When adding bottom heat, you can also add a loose fitting lid, which will speed up the purging and keep out lint and dust.
For a faster purge, the temperature can be raised to above the melting point of the cannabis essential oils, or around 82C/180F, to give the butane molecules maximum mobility.
Instead of heat, vacuum may be applied to speed up the purge process. That is the process that we use when we wish to maintain the cannabinoids in their carboxcylic acid forms.
In thin film vacuum purging, we place about an 3/16″ of the oil in a 6″ Pyrex Petri dish, and place that in a vacuum chamber, which also contains a hot plate. That allows us to manipulate both the temperature and atmospheric pressure, so that we can achieve boiling at very low, or even ambient temperatures.

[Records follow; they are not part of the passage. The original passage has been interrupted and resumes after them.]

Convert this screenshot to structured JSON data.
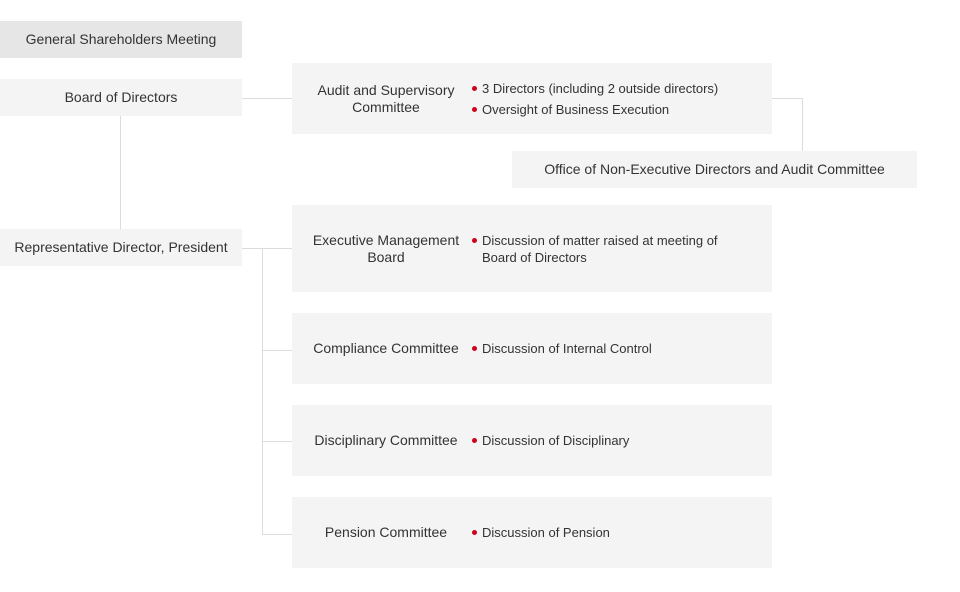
{
  "colors": {
    "box": "#f4f4f4",
    "top_box": "#e6e6e6",
    "line": "#dcdcdc",
    "bullet": "#d0021b",
    "text": "#333333"
  },
  "nodes": {
    "gsm": "General Shareholders Meeting",
    "board": "Board of Directors",
    "president": "Representative Director, President",
    "office": "Office of Non-Executive Directors and Audit Committee"
  },
  "committees": [
    {
      "name": "Audit and Supervisory Committee",
      "bullets": [
        "3 Directors (including 2 outside directors)",
        "Oversight of Business Execution"
      ]
    },
    {
      "name": "Executive Management Board",
      "bullets": [
        "Discussion of matter raised at meeting of Board of Directors"
      ]
    },
    {
      "name": "Compliance Committee",
      "bullets": [
        "Discussion of Internal Control"
      ]
    },
    {
      "name": "Disciplinary Committee",
      "bullets": [
        "Discussion of Disciplinary"
      ]
    },
    {
      "name": "Pension Committee",
      "bullets": [
        "Discussion of Pension"
      ]
    }
  ]
}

While we use 180F to vacuum purge a raw oleoresin, adding heat isn’t necessary when thin film vacuum purging raw oleoresins redissolved in ethanol. The alcohol will boil away under 28.5″Hg at ambient temperatures, as will the water that is left behind, even without adding any heat.
Vacuum ovens are the most popular way to purge anything more than a few grams of personal stash. This is a subject in and of itself and is covered in depth on our Purging in a Vacuum Oven page.
For our oral and topical meds, we exclusively used the bain marie collection vessel, and simply wiped the water off the outside, following the hot water purge, and set it in an electric fondue pot full of hot 121C/250F Canola oil.
The residual butane will boil off first, exiting in larger, multi sized bubbles, followed by the smaller equally sized CO2 bubbles from decarboxylation.
Depending on the use, we remove it from the hot oil when the bubble activity suddenly slacks dramatically off, indicating the 70% peak of the decarboxylation curve, or when it becomes quiescent, if we are looking for maximum sedative effect.